具身智能导论Introduction to Embodied AI

课程号: 04834020
学分: 3
先修课程: 计算机视觉,深度学习
开课院系: 信息科学技术学院
中文简介: 随着深度学习和大模型技术的快速发展,人工智能技术在视觉感知和场景理解上取得了重要突破,而与物理世界交互的智能,比如如何抓各种各样的物体、如何让机器人学会走不平坦的路,变成了走向通用智能的瓶颈。具身智能正是研究这种基于物理身体进行感知和行动的智能系统,近年受到了的学术界和工业界的广泛关注。与依赖互联网数据进行学习的传统范式不同,具身智能体可以通过身体与环境的物理交互获取信息、理解问题、做出决策并实现行动,从而产生智能行为、自主性和适应性。因此具身智能被广泛认为是通向通用人工智能必不可少的研究范式,是推动人形机器人、四足机器人等各种机器人能力演进的关键研究领域,也是机器人学、机器学习、计算机视觉、自然语言、计算机图形学等多学科交叉的前沿交叉领域。 本课程将覆盖基础的机器人学内容打好具身智能的基础。然后,从机器人的视觉模态--三维视觉讲解通过深度学习实现模块化的机器人系统并实现泛化抓取。而后基于深度学习的、强化模仿学习等一系列手段介绍端到端的足式机器人行走、灵巧手操作等一系列具身智能任务。介于大模型对具身智能体通用感知和语言交互的重要性,课程将介绍预训练大模型CLIP及GPT-4V/4o等多模态大模型系统,并介绍如何打造基于模块化或者端到端的具身智能大模型。最后,课程还会提供人形机器人或足式机器人的真机实验机会,让学生有机会将作业内容放到真实机器人上部署,深度理解Sim2Real的技术和真机的挑战。总的来说,课程将覆盖基于视觉的机器人控制与交互中的各种重要任务和方法,致力于对这一前沿领域进行有深度和广度的探讨。
英文简介: With the rapid development of deep learning and large model technologies, artificial intelligence has made significant breakthroughs in visual perception and scene understanding. However, the intelligence that handles the interaction with the physical world—such as those that grasp various objects or enable robots to navigate uneven terrain—has become a bottleneck in the path toward general intelligence. Embodied intelligence, which studies intelligent systems that perceive and act through a physical body, has recently garnered significant attention from academia and industry. Unlike traditional research paradigms that rely on internet data for learning, embodied agents can acquire information, understand problems, make decisions, and take actions through physical interaction with their environment, thus exhibiting intelligent behavior, autonomy, and adaptability.

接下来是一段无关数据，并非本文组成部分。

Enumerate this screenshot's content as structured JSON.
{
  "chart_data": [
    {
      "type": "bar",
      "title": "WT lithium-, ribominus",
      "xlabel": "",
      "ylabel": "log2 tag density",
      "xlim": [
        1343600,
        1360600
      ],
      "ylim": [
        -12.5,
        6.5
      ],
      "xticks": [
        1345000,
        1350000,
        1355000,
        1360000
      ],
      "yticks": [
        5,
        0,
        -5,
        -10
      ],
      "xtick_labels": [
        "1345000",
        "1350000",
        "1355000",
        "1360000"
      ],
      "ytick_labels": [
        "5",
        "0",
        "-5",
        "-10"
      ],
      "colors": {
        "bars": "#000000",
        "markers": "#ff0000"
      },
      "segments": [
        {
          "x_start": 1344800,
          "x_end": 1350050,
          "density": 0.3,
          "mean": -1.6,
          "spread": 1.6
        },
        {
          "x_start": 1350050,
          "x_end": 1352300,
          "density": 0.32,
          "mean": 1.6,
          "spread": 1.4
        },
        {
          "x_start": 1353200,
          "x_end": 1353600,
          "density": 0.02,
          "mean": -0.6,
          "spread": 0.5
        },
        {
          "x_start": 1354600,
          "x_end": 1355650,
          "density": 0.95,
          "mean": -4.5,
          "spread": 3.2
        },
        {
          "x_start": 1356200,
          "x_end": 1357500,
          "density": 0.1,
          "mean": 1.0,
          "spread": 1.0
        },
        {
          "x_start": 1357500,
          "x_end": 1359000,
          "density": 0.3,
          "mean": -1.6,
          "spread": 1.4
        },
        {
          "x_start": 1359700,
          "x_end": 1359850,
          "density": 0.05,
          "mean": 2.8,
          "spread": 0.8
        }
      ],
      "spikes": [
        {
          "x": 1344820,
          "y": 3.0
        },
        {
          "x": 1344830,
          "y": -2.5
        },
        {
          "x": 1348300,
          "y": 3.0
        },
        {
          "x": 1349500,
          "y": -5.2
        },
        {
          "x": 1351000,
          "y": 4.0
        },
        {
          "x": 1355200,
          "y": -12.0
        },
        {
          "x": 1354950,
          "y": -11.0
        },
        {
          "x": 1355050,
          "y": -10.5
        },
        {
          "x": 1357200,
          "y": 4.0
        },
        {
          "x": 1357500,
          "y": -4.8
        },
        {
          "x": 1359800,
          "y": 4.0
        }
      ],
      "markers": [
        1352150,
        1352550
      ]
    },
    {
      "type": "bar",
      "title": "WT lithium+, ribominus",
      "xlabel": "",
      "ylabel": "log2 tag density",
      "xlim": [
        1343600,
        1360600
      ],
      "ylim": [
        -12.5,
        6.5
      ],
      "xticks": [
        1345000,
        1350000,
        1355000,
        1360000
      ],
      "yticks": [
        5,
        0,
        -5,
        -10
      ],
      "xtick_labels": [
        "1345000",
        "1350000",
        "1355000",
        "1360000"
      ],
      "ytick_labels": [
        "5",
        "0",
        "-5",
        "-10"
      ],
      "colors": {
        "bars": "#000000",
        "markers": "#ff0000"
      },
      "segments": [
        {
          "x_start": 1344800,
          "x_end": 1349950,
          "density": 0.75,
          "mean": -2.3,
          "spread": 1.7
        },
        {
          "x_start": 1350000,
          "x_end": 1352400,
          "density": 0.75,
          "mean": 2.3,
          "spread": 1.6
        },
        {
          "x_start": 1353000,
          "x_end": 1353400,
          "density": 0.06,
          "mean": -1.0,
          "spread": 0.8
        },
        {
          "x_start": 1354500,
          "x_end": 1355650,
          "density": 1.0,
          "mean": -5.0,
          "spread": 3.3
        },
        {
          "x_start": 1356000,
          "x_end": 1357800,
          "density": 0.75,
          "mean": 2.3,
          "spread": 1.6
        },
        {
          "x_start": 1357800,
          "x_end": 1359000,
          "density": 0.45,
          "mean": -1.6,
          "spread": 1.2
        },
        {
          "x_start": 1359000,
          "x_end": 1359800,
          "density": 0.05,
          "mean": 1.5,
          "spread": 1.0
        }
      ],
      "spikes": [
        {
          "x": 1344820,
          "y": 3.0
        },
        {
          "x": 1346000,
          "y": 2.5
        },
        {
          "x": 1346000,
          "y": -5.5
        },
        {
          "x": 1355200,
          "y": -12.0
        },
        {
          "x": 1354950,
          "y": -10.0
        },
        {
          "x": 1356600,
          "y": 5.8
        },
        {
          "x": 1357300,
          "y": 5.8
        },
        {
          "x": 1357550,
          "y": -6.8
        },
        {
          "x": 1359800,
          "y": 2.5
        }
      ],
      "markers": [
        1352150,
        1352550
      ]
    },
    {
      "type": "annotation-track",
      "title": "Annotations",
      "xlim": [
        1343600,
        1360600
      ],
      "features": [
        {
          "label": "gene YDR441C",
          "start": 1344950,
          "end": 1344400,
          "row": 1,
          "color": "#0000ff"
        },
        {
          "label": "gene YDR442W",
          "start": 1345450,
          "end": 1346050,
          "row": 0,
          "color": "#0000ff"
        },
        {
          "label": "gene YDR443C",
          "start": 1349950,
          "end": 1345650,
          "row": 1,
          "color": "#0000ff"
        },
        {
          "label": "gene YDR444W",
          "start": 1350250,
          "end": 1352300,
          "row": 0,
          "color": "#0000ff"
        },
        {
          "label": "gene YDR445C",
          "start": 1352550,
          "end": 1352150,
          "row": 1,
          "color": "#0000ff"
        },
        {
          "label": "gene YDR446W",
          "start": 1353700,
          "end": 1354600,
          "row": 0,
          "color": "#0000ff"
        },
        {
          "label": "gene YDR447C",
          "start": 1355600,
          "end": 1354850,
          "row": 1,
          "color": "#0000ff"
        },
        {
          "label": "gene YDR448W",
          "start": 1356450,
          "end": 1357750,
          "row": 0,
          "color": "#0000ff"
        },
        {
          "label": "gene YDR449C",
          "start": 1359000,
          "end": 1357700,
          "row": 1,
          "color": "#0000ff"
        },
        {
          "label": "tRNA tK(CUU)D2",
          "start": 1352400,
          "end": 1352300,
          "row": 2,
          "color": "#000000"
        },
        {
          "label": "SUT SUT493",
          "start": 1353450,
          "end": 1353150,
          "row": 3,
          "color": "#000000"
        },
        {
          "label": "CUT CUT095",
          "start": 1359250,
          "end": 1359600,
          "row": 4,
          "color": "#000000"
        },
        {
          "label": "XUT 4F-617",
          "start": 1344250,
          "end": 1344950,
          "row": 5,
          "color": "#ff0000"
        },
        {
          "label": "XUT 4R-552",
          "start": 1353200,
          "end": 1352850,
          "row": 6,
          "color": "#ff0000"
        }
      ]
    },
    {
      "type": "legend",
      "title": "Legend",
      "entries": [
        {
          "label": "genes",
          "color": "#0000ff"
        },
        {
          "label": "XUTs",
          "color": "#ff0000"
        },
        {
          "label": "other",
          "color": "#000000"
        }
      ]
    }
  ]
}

Therefore, embodied intelligence is widely regarded as an essential research paradigm for advancing general AI. It is key to evolving the capabilities of humanoid and quadruped robots and is a frontier interdisciplinary field combining robotics, machine learning, computer vision, natural language processing, and computer graphics. This course will cover foundational robotics topics, presenting a range of embodied intelligence tasks, such as legged robots and dexterous hand manipulation, using methods like 3D vision based on deep learning and reinforcement imitation learning. It will also introduce multimodal large models like GPT-4V/4o and explore how to build modular or end-to-end embodied intelligence models. The course will offer real-world experimental opportunities with humanoid or legged robots, allowing students to deploy their assignments on real robots and gain a deep understanding of Sim2Real techniques and the challenges of working with physical systems. Overall, the course will cover various essential tasks and methods in vision-based robotic control and interaction, aiming for an in-depth and broad exploration of this cutting-edge field.